Um But as you can see, these are, there's a lot to remember here, there's a lot of different metrics that have very similar things. So it's easy to me uh slip up. So for one thing, there's a nice cheat sheet here where we've got our confusion matrix. This is a PDF that you can find in the repository. So confusion matrix cheat sheet. So here's our confusion matrix and then we have this nice table of the different metrics.
So accuracy was the one we talked about. There's basically the opposite of accuracy, which is called total error rates. Uh We've got our true positive rates, our true negative rate and all the other names for it. Uh false positive rate, false negative rate and then precision. OK. So hopefully that's helpful. There's also some more metrics which we didn't talk about.
Um, it's sort of a similar vein. Uh you can find these at this Wikipedia entry at the bottom, they go over uh like they have all these things. So for instance, here's the false positive rate, here's the true negative rate and there's a lot of other ones in here that you can see the formula and then go read about the Wikipedia entry for it. ... OK. So we have all these metrics which do we use?
Well, it's not an easy question to answer. It depends uh for a lot of the answers in this uh boot camp. A lot of what you do depends upon the real world setting that you're working in. What project are you working on. So for instance, sometimes you're gonna be more concerned about making sure that if you're saying that something is a one, then you better be right that it's a one or maybe you're more concerned in general of, well, I wanna make sure I capture all of the ones even if that
means I get some false positives in there. So public health often focuses on sensitivity and specificity because they can be really easily translated into what the real world health impacts are. So in the case of a deadly disease, maybe we have successful regimens to treat this disease, maybe we want to go for tests that have high sensitivity.
So remember, sensitivity is true positive rate. So this measures that basically measures our probability of correctly identifying a one. Uh however, that might come at the cost of some false positives. So, you know, if it's a deadly disease that has nice successful regimens, maybe we're willing to take some higher false positives as long as we're capturing all of the actual cases.
And then a lot of times what will happen is you'll have a nice easy test. Uh that isn't as invasive for the patient to test for this. And then if someone does test positive in this easier test, you go through with maybe a slightly more invasive test to double confirm that. Yes, you have this disease. Uh Another example out of public health is maybe your will, it maybe the specific disease or condition in question doesn't tend to cause severe outcomes.
Uh And the treatment or test for it is highly invasive or expensive. Uh In this setting, maybe you want to make sure to specify uh specificity. Um So that way if somebody doesn't have it, you're less likely to say that they do have it. Ok. So careful consideration of metrics is important in any setting uh that you're working in some, well, maybe not any setting.

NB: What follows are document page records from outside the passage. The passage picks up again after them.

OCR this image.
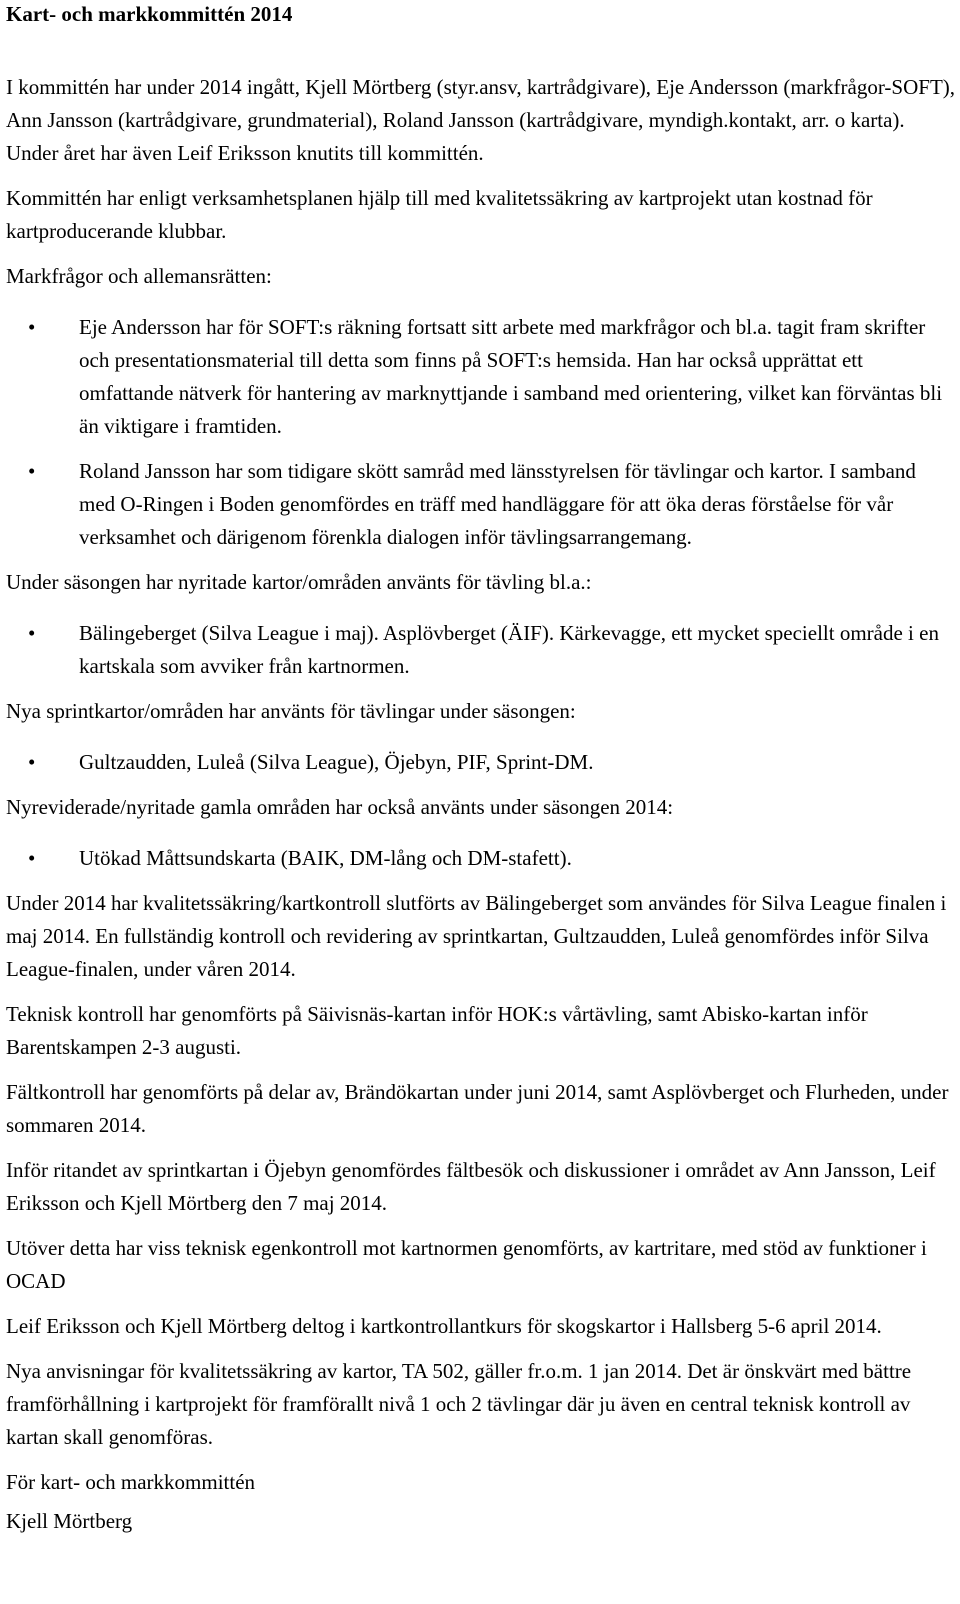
Kart- och markkommittén 2014

I kommittén har under 2014 ingått, Kjell Mörtberg (styr.ansv, kartrådgivare), Eje Andersson (markfrågor-SOFT), Ann Jansson (kartrådgivare, grundmaterial), Roland Jansson (kartrådgivare, myndigh.kontakt, arr. o karta). Under året har även Leif Eriksson knutits till kommittén.

Kommittén har enligt verksamhetsplanen hjälp till med kvalitetssäkring av kartprojekt utan kostnad för kartproducerande klubbar.

Markfrågor och allemansrätten:

• Eje Andersson har för SOFT:s räkning fortsatt sitt arbete med markfrågor och bl.a. tagit fram skrifter och presentationsmaterial till detta som finns på SOFT:s hemsida. Han har också upprättat ett omfattande nätverk för hantering av marknyttjande i samband med orientering, vilket kan förväntas bli än viktigare i framtiden.
• Roland Jansson har som tidigare skött samråd med länsstyrelsen för tävlingar och kartor. I samband med O-Ringen i Boden genomfördes en träff med handläggare för att öka deras förståelse för vår verksamhet och därigenom förenkla dialogen inför tävlingsarrangemang.

Under säsongen har nyritade kartor/områden använts för tävling bl.a.:

• Bälingeberget (Silva League i maj). Asplövberget (ÄIF). Kärkevagge, ett mycket speciellt område i en kartskala som avviker från kartnormen.

Nya sprintkartor/områden har använts för tävlingar under säsongen:

• Gultzaudden, Luleå (Silva League), Öjebyn, PIF, Sprint-DM.

Nyreviderade/nyritade gamla områden har också använts under säsongen 2014:

• Utökad Måttsundskarta (BAIK, DM-lång och DM-stafett).

Under 2014 har kvalitetssäkring/kartkontroll slutförts av Bälingeberget som användes för Silva League finalen i maj 2014. En fullständig kontroll och revidering av sprintkartan, Gultzaudden, Luleå genomfördes inför Silva League-finalen, under våren 2014.

Teknisk kontroll har genomförts på Säivisnäs-kartan inför HOK:s vårtävling, samt Abisko-kartan inför Barentskampen 2-3 augusti.

Fältkontroll har genomförts på delar av, Brändökartan under juni 2014, samt Asplövberget och Flurheden, under sommaren 2014.

Inför ritandet av sprintkartan i Öjebyn genomfördes fältbesök och diskussioner i området av Ann Jansson, Leif Eriksson och Kjell Mörtberg den 7 maj 2014.

Utöver detta har viss teknisk egenkontroll mot kartnormen genomförts, av kartritare, med stöd av funktioner i OCAD

Leif Eriksson och Kjell Mörtberg deltog i kartkontrollantkurs för skogskartor i Hallsberg 5-6 april 2014.

Nya anvisningar för kvalitetssäkring av kartor, TA 502, gäller fr.o.m. 1 jan 2014. Det är önskvärt med bättre framförhållning i kartprojekt för framförallt nivå 1 och 2 tävlingar där ju även en central teknisk kontroll av kartan skall genomföras.

För kart- och markkommittén

Kjell Mörtberg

There will be some settings where you can probably just go with accuracy and not have to worry about it because it's not a high consequence problem. Uh But a lot of times in the real world, there is a lot of thought put into which metrics you use. Uh And like, what does that mean downstream for the different stakeholders in the problem? Um OK, so we're gonna talk about these more and problem sessions as well as practice problems and you'll probably think about them more as you work in
problems and data science in your real life uh or for various projects. I hope you enjoyed learning about the confusion matrix and all of the uh related uh metrics that go along with it. I enjoyed having you here to watch this video and I hope you have a great rest of your day. Bye.